Sept maisons en France
Une tragédie se met en place dans ce petit poste militaire belge, isolé au cœur de la forêt congolaise, chargé de surveiller l’exploitation du caoutchouc par les villageois et de contrôler toute éventuelle révolte. Seul le fleuve le relie au reste du monde : les militaires reçoivent par bateau les lettres des familles, la Gazette de Léopoldville, le cours des matières premières. La vie est monotone, accablée par la chaleur. Soirées alcoolisées autour de parties de cartes, tournois de tirs, jeunes vierges enlevées, trompent l’ennui. Amitiés hypocrites, haines sourdes, tissent un maillage de tensions prêtes à exploser. Rêves et ambitions s’alimentent autour d’un fructueux trafic clandestin d’ivoire et d’acajou, en vue d’un prochain retour à la vie civile une fois la fortune amassée.
L’arrivée du taciturne Christosome, tireur d’exception, sobre et chaste, ce qui exceptionnel dans ce monde, déclenche curiosité, jalousie et haine.

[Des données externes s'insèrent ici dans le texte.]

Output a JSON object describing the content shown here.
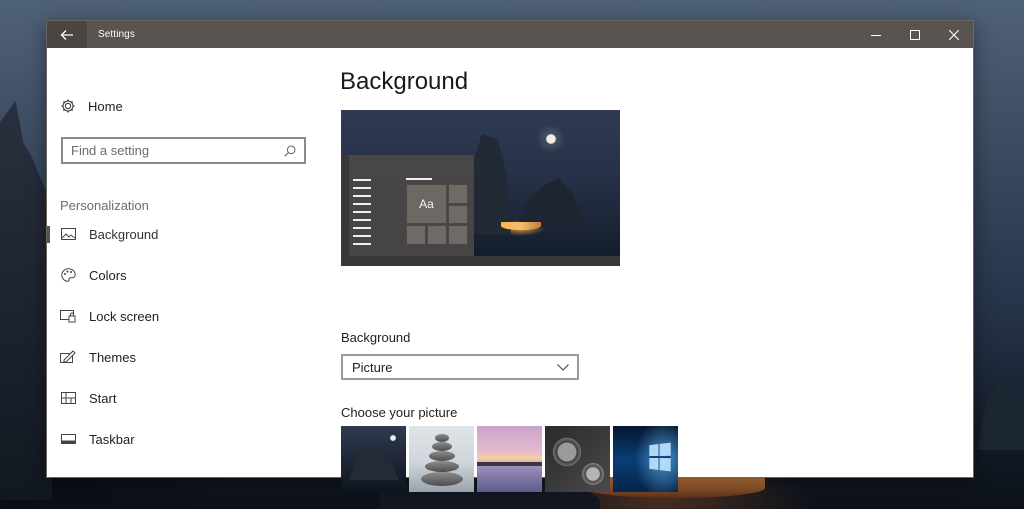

Se trame alors un faisceau d’aventures sordides qui mèneront au pire, dévoilant les bas instincts de ce petit univers clos.
Atxaga dépeint des personnages hauts en couleurs, met à nu leurs petitesses, leur sottise aussi qui trame le mal et à la mort. Il met à distance faits et sentiments derrière un humour froid, mais l’écriture se fait truculente dans les passages qui soulignent la bêtise de certains stratagèmes dignes des Pieds nickelés.
Le titre semble trompeur ; nous sommes bien au Congo. Et pourtant, il reflète fortuitement les ressorts profonds de cette communauté militaire repliée sur elle-même dans l’enfer de la forêt.
Une lecture qui est captivante.
Jacqueline B.
Bernardo Atxaga - Sept maisons en France
traduit de l'espagnol par André Gabastou
Siete casas en Francia (Zazpi etxe Frantzian), 2011
Christian Bourgois, 2011
330 p. - 20€
Bernardo Atxaga (1951) est invité à la Comédie du Livre 2015. Il écrit en langue basque et traduit dans de nombreuses langues. Son œuvre est variée : romans, nouvelles, essais, poésie, scénarios. Ses nouvelles ObabaKoak -1988- (dont est tiré le film Obaba, 2005) en ont fait l’auteur basque le plus lu et le plus récompensé.